There are definitely exciting possibilities for CR in precision medicine. The method was cited in the Precision Medicine Initiative® in Oncology as a way to develop new laboratory models for research. In addition, CR has been used to identify potential new drug combinations for lung cancer and to identify molecular pathways of resistance to therapies. Currently, researchers are using CR in a clinical trial that is testing individualized therapies for patients with pancreatic cancer.
Are certain types of cancer or normal cells easier to grow than others?
Actually, most tumor cell types can be grown with CR. And with the adaptations we describe in our new paper, tumors of non-epithelial origin—such as neural, neuroendocrine, and stromal—can now be propagated. We have not yet been able to propagate hematologic malignancies, however.
Could the technique be adopted widely right now?

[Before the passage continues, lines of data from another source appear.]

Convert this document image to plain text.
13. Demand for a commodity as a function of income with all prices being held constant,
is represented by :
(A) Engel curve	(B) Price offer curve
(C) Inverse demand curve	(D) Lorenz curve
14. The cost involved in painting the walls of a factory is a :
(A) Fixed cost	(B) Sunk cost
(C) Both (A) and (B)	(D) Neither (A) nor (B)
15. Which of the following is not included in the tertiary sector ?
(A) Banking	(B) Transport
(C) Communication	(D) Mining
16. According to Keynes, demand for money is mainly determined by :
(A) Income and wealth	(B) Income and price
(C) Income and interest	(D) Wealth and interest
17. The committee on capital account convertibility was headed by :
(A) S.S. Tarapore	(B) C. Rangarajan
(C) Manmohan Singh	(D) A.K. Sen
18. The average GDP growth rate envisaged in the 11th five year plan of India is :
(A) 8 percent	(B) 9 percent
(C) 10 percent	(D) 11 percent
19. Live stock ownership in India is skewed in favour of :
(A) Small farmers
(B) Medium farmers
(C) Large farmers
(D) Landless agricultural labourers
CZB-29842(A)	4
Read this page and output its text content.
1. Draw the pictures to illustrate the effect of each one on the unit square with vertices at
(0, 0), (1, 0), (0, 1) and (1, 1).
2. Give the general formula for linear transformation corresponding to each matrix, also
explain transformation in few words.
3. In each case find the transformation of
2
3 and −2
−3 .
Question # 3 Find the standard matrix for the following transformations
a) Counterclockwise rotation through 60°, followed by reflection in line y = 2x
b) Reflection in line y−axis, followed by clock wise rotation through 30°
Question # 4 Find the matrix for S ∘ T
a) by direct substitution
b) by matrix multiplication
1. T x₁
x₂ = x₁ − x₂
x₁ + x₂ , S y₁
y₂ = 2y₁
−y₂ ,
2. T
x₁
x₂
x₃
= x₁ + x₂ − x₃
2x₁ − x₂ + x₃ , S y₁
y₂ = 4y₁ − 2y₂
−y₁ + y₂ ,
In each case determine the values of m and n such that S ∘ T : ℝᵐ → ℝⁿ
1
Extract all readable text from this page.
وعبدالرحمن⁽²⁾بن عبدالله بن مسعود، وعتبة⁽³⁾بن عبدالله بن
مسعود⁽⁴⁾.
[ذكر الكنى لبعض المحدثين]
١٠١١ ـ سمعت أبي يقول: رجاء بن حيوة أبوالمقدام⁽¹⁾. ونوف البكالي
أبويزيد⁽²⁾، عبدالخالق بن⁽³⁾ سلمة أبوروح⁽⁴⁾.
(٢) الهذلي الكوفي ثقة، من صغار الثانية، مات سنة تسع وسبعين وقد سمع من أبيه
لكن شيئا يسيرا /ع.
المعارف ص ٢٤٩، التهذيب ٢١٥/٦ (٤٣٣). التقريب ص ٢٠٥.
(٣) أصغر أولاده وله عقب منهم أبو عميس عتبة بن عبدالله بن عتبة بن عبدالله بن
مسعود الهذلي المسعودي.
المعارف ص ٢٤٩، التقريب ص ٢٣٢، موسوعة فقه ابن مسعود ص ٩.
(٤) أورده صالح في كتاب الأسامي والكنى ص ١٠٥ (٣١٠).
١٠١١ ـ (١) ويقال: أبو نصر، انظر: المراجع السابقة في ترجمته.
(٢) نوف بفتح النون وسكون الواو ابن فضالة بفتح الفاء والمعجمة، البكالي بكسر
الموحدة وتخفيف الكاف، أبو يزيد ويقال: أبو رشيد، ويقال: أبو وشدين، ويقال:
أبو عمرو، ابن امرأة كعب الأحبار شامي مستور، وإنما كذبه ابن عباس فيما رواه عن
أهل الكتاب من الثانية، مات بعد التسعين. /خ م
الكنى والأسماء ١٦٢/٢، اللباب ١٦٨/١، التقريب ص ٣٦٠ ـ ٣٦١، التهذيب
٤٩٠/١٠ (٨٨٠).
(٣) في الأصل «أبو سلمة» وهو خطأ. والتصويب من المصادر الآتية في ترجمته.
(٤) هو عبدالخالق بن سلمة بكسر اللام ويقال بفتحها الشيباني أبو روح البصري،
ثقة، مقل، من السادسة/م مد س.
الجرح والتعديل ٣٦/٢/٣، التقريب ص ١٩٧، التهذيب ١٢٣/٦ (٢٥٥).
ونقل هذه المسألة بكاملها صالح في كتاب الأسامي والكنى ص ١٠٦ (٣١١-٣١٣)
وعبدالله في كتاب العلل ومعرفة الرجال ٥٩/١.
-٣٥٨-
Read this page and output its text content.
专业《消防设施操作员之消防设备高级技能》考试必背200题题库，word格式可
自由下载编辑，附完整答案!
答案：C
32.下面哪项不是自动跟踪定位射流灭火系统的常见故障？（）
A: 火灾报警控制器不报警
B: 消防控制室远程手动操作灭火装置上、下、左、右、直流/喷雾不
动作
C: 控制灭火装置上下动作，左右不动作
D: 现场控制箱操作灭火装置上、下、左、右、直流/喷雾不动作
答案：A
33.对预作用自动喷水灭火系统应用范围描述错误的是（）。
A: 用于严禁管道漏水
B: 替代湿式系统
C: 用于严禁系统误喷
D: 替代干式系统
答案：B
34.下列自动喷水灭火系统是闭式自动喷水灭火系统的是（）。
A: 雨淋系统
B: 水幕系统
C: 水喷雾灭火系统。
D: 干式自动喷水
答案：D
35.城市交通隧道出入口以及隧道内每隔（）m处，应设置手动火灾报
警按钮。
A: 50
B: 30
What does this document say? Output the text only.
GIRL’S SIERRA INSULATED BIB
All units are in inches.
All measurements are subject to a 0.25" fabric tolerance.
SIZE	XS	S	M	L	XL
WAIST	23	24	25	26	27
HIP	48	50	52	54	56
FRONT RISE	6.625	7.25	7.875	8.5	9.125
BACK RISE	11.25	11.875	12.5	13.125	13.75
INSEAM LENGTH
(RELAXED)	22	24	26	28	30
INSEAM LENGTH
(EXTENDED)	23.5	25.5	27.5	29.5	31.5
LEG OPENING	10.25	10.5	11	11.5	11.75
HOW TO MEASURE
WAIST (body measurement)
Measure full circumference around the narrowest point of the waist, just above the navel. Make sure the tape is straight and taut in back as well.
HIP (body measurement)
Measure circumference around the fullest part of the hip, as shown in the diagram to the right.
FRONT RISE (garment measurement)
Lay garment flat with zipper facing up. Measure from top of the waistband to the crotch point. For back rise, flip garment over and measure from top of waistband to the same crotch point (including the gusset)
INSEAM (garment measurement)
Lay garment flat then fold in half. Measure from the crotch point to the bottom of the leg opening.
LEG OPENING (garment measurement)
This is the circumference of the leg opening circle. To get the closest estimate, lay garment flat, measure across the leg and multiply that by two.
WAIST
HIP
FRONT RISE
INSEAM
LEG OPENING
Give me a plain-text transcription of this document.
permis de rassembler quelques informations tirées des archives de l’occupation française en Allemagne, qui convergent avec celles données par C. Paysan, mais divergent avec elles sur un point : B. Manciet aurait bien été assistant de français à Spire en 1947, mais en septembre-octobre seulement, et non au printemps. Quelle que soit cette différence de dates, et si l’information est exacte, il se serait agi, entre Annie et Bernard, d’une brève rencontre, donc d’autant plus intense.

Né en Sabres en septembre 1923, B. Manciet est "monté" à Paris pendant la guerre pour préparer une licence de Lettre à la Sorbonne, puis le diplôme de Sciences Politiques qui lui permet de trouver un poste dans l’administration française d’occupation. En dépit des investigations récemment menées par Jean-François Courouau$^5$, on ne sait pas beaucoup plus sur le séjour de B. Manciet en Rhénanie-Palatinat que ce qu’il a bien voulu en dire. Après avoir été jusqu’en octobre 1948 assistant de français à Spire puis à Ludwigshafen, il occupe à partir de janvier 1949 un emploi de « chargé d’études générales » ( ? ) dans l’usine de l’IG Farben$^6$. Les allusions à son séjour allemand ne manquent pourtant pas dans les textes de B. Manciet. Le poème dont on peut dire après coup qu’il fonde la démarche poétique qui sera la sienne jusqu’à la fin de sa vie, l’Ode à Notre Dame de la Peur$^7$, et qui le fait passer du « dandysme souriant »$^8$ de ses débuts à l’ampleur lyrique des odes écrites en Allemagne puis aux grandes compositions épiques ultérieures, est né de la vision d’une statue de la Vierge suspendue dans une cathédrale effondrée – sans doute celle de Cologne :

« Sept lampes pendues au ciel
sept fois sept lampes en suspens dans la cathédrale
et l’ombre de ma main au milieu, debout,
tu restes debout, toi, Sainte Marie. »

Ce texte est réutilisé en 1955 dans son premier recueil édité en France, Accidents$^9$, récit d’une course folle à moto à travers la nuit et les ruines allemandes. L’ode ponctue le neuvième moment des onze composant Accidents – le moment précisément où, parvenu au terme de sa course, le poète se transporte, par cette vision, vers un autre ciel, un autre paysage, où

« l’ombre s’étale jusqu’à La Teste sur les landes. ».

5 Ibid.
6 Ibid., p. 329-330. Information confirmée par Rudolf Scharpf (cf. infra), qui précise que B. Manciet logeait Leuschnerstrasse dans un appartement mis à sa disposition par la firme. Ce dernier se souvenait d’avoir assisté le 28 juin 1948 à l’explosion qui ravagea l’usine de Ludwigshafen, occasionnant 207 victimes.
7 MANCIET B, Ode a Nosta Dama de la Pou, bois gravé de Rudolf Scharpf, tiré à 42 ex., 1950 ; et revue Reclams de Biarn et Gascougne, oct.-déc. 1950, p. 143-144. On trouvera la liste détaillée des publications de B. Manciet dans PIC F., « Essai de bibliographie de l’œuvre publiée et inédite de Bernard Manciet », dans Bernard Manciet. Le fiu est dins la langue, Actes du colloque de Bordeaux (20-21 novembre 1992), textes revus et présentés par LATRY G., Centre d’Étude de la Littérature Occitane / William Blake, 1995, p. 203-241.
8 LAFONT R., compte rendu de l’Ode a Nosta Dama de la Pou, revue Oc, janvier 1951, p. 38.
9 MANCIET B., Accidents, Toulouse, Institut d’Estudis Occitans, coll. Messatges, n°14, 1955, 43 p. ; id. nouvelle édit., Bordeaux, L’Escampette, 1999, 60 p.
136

Yes. With this goal in mind, we recently participated in a Cold Spring Harbor Laboratory course that provided students with both didactic and wet lab training in the method. In addition, a number of facilities have been set up recently to use CR to generate new tumor cell cultures, including at the Broad Institute and Duke University.
Finally, NCI recently announced a funding opportunity designed to support the biological comparisons of patient-derived models of cancer. This will fund comprehensive comparisons of next-generation cancer models, including CR cells.
Does conditional reprogramming capture the genetic diversity, or heterogeneity, of tumors?
While the CR technique retains the heterogeneity of cell types from normal tissues, such as the lungs, for example, whether it does so in tumors is not yet known. We do know, however, that the tumor cell cultures retain the specific genetic alterations found in the primary tumor. We expect that future studies will be able to use CR to help identify the spectrum of genetic changes present in isolated tumor cells.
NCI and several other international cancer research organizations are part of the Human Cancer Models Initiative (HCMI), a consortium focused on the development of novel cancer models generated from human tumors. As part of this effort, NCI is providing funding and support to two Cancer Model Development Centers (CMDCs). Some of the cancer models developed by these two CMDC centers will be for rare and pediatric cancers, as well as those more commonly seen in patients from underrepresented populations or for which there have been limited therapeutic advances.